Step 2 will be the cron killer. For it we will need:
- Basic interface and Database table for cron rules with columns for: machine_name, folder_name, cron_name, cron_parameters, max_execution_time, max_number_of_instances. The machine_name, folder_name, cron_name, cron_parameters are varchar fields that can be 0. For 0 as value it means for all machines/folders/crons/parameters.
- Create an executable file that will be run to kill a specific cron by name and optional id. It should do just that. Search by the specific name and kill all crons with this name. If the id is provided it should kill just the cron with the given id and name no all with the given name.
- For this to work in the Exports and Imports projects we will need to add something more there. We need to register a shutdown callback. Which will check if the execution was killed or finished properly. In case of a kill it should change its status of failed for the import/export log.

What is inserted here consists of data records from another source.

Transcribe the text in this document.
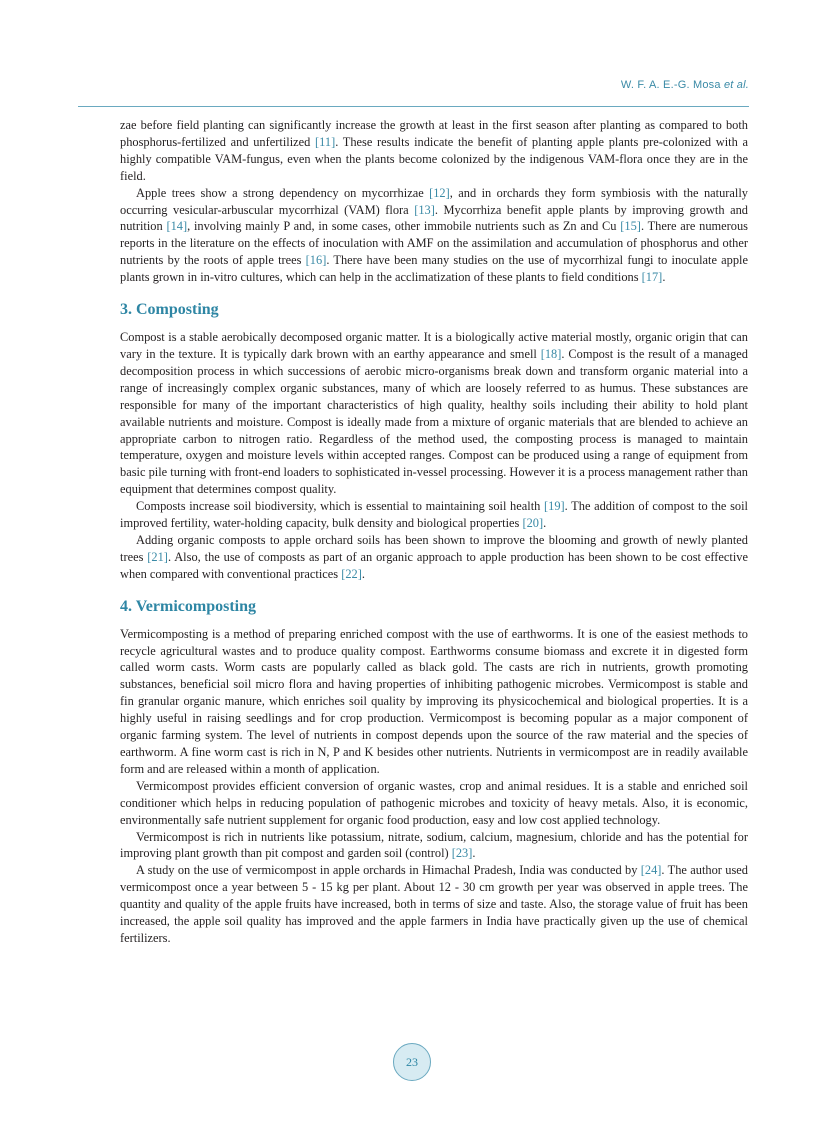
W. F. A. E.-G. Mosa et al.

zae before field planting can significantly increase the growth at least in the first season after planting as compared to both phosphorus-fertilized and unfertilized [11]. These results indicate the benefit of planting apple plants pre-colonized with a highly compatible VAM-fungus, even when the plants become colonized by the indigenous VAM-flora once they are in the field.

Apple trees show a strong dependency on mycorrhizae [12], and in orchards they form symbiosis with the naturally occurring vesicular-arbuscular mycorrhizal (VAM) flora [13]. Mycorrhiza benefit apple plants by improving growth and nutrition [14], involving mainly P and, in some cases, other immobile nutrients such as Zn and Cu [15]. There are numerous reports in the literature on the effects of inoculation with AMF on the assimilation and accumulation of phosphorus and other nutrients by the roots of apple trees [16]. There have been many studies on the use of mycorrhizal fungi to inoculate apple plants grown in in-vitro cultures, which can help in the acclimatization of these plants to field conditions [17].

3. Composting

Compost is a stable aerobically decomposed organic matter. It is a biologically active material mostly, organic origin that can vary in the texture. It is typically dark brown with an earthy appearance and smell [18]. Compost is the result of a managed decomposition process in which successions of aerobic micro-organisms break down and transform organic material into a range of increasingly complex organic substances, many of which are loosely referred to as humus. These substances are responsible for many of the important characteristics of high quality, healthy soils including their ability to hold plant available nutrients and moisture. Compost is ideally made from a mixture of organic materials that are blended to achieve an appropriate carbon to nitrogen ratio. Regardless of the method used, the composting process is managed to maintain temperature, oxygen and moisture levels within accepted ranges. Compost can be produced using a range of equipment from basic pile turning with front-end loaders to sophisticated in-vessel processing. However it is a process management rather than equipment that determines compost quality.

Composts increase soil biodiversity, which is essential to maintaining soil health [19]. The addition of compost to the soil improved fertility, water-holding capacity, bulk density and biological properties [20].

Adding organic composts to apple orchard soils has been shown to improve the blooming and growth of newly planted trees [21]. Also, the use of composts as part of an organic approach to apple production has been shown to be cost effective when compared with conventional practices [22].

4. Vermicomposting

Vermicomposting is a method of preparing enriched compost with the use of earthworms. It is one of the easiest methods to recycle agricultural wastes and to produce quality compost. Earthworms consume biomass and excrete it in digested form called worm casts. Worm casts are popularly called as black gold. The casts are rich in nutrients, growth promoting substances, beneficial soil micro flora and having properties of inhibiting pathogenic microbes. Vermicompost is stable and fin granular organic manure, which enriches soil quality by improving its physicochemical and biological properties. It is a highly useful in raising seedlings and for crop production. Vermicompost is becoming popular as a major component of organic farming system. The level of nutrients in compost depends upon the source of the raw material and the species of earthworm. A fine worm cast is rich in N, P and K besides other nutrients. Nutrients in vermicompost are in readily available form and are released within a month of application.

Vermicompost provides efficient conversion of organic wastes, crop and animal residues. It is a stable and enriched soil conditioner which helps in reducing population of pathogenic microbes and toxicity of heavy metals. Also, it is economic, environmentally safe nutrient supplement for organic food production, easy and low cost applied technology.

Vermicompost is rich in nutrients like potassium, nitrate, sodium, calcium, magnesium, chloride and has the potential for improving plant growth than pit compost and garden soil (control) [23].

A study on the use of vermicompost in apple orchards in Himachal Pradesh, India was conducted by [24]. The author used vermicompost once a year between 5 - 15 kg per plant. About 12 - 30 cm growth per year was observed in apple trees. The quantity and quality of the apple fruits have increased, both in terms of size and taste. Also, the storage value of fruit has been increased, the apple soil quality has improved and the apple farmers in India have practically given up the use of chemical fertilizers.

23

- Create a cron that will run on the systems handling machine. It will be checking all machines that have rules set for them, reading their start execution time and comparing it to the current one and run the kill file on the machine to kill the crons that fail the rules. The more specific the rule it should be first. The power will be determined by if it specified the machine then folder then cron. The more data provided the higher the rule’s power is. The parameters rules should be applied only if cron name is specified. Otherwise it should be ignored.
For example, If there are three rules. One. For all machines all crons max execution time 1 hour. Second rule: For arcade all crons max execution time 2 hours. Third rule: For all machines all crons in folder Export max execution time 24 hours. The arcade machine all Export crons should be 24 hours max execution time not 2.